According to a new study from the Elevance Health Public Policy Institute, compared to women not receiving doula care, women with doula support demonstrated:

  • Lower prevalence of caesarean section (C-section)
  • Higher prevalence of postpartum visit attendance
  • Lower prevalence of postpartum anxiety or depression

What it means: The report concludes with policy considerations based on lessons learned from the Medicaid managed care plans offering doula services that were a part of the analysis, including:

  • The importance of fostering a sustainable relationship between plans, state Medicaid programs, community-based and local organizations, and doulas
  • The need to reduce barriers keeping doulas from becoming Medicaid providers
  • Consideration of patient volume in reimbursement design to encourage doulas to participate in Medicaid

MEDICAL BILLS Consumers are vulnerable to provider overcharges.

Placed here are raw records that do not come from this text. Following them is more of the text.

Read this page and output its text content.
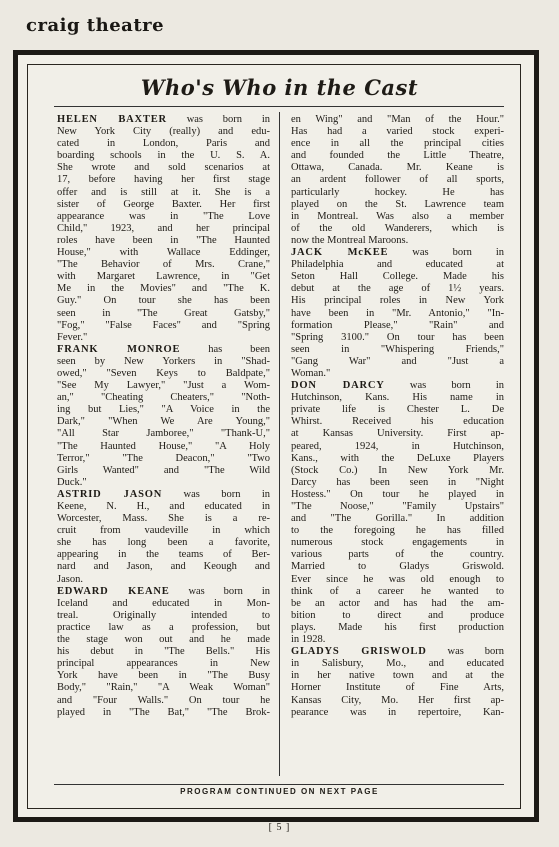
craig theatre
Who's Who in the Cast
HELEN BAXTER was born in
New York City (really) and edu-
cated in London, Paris and
boarding schools in the U. S. A.
She wrote and sold scenarios at
17, before having her first stage
offer and is still at it. She is a
sister of George Baxter. Her first
appearance was in "The Love
Child," 1923, and her principal
roles have been in "The Haunted
House," with Wallace Eddinger,
"The Behavior of Mrs. Crane,"
with Margaret Lawrence, in "Get
Me in the Movies" and "The K.
Guy." On tour she has been
seen in "The Great Gatsby,"
"Fog," "False Faces" and "Spring
Fever."
FRANK MONROE has been
seen by New Yorkers in "Shad-
owed," "Seven Keys to Baldpate,"
"See My Lawyer," "Just a Wom-
an," "Cheating Cheaters," "Noth-
ing but Lies," "A Voice in the
Dark," "When We Are Young,"
"All Star Jamboree," "Thank-U,"
"The Haunted House," "A Holy
Terror," "The Deacon," "Two
Girls Wanted" and "The Wild
Duck."
ASTRID JASON was born in
Keene, N. H., and educated in
Worcester, Mass. She is a re-
cruit from vaudeville in which
she has long been a favorite,
appearing in the teams of Ber-
nard and Jason, and Keough and
Jason.
EDWARD KEANE was born in
Iceland and educated in Mon-
treal. Originally intended to
practice law as a profession, but
the stage won out and he made
his debut in "The Bells." His
principal appearances in New
York have been in "The Busy
Body," "Rain," "A Weak Woman"
and "Four Walls." On tour he
played in "The Bat," "The Brok-
en Wing" and "Man of the Hour."
Has had a varied stock experi-
ence in all the principal cities
and founded the Little Theatre,
Ottawa, Canada. Mr. Keane is
an ardent follower of all sports,
particularly hockey. He has
played on the St. Lawrence team
in Montreal. Was also a member
of the old Wanderers, which is
now the Montreal Maroons.
JACK McKEE was born in
Philadelphia and educated at
Seton Hall College. Made his
debut at the age of 1½ years.
His principal roles in New York
have been in "Mr. Antonio," "In-
formation Please," "Rain" and
"Spring 3100." On tour has been
seen in "Whispering Friends,"
"Gang War" and "Just a
Woman."
DON DARCY was born in
Hutchinson, Kans. His name in
private life is Chester L. De
Whirst. Received his education
at Kansas University. First ap-
peared, 1924, in Hutchinson,
Kans., with the DeLuxe Players
(Stock Co.) In New York Mr.
Darcy has been seen in "Night
Hostess." On tour he played in
"The Noose," "Family Upstairs"
and "The Gorilla." In addition
to the foregoing he has filled
numerous stock engagements in
various parts of the country.
Married to Gladys Griswold.
Ever since he was old enough to
think of a career he wanted to
be an actor and has had the am-
bition to direct and produce
plays. Made his first production
in 1928.
GLADYS GRISWOLD was born
in Salisbury, Mo., and educated
in her native town and at the
Horner Institute of Fine Arts,
Kansas City, Mo. Her first ap-
pearance was in repertoire, Kan-
PROGRAM CONTINUED ON NEXT PAGE
[ 5 ]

Quick takeaway: Examples abound of people finding themselves on the wrong end of an unexpected charge for medical services.

Digging deeper: Case in point, the recent example of a couple who was billed $600 apiece for what should have been free colonoscopies.

While the procedures themselves were covered as preventive services, the gastroenterology provider exploited a loophole in the law, which requires preventive care to be made available at zero-cost to patients, but is without any such requirement that the provider has to code the claim correctly.

As it turns out, the gastroenterology center tacked on the $600 for “surgical trays” in lieu of a separate fee for “use cost” for the facility.

What it means: While a lot of attention has been paid to addressing hospital “dishonest billing”, which occurs when these health systems reclassify a doctor’s office they own as a hospital setting in order to charge more, it’s worth remembering that provider overcharges can take different forms.

DIGITAL HEALTH Virtual care has established itself as an integral part of our evolving healthcare delivery model.

Quick takeaway: The coronavirus pandemic helped normalize virtual care in how, when, and where people access healthcare.

Digging deeper: On this side of the public health crisis, a new study shows telehealth use continuing to gain traction, indicating that consumers have fully embraced virtual care.

Among the findings:

  • 90 percent of consumers agree that virtual care provides access for those who are unable to visit a doctor in person
  • 81 percent believe that the healthcare system is improving as a result of the integration of virtual care
  • 75 percent said they not only find virtual care useful, but plan to keep on using it
  • 73 percent said they would recommend virtual care services to their family and friends

What it means: While it’s clear that consumers value virtual care, the report goes on to highlight the importance of integration of these technologies into our existing model to fully realize these benefits.

For instance, a hybrid model combining in-person visits with virtual care enables timely interventions, reduces travel burdens, and facilitates continuous monitoring and support, all leading to improved health outcomes.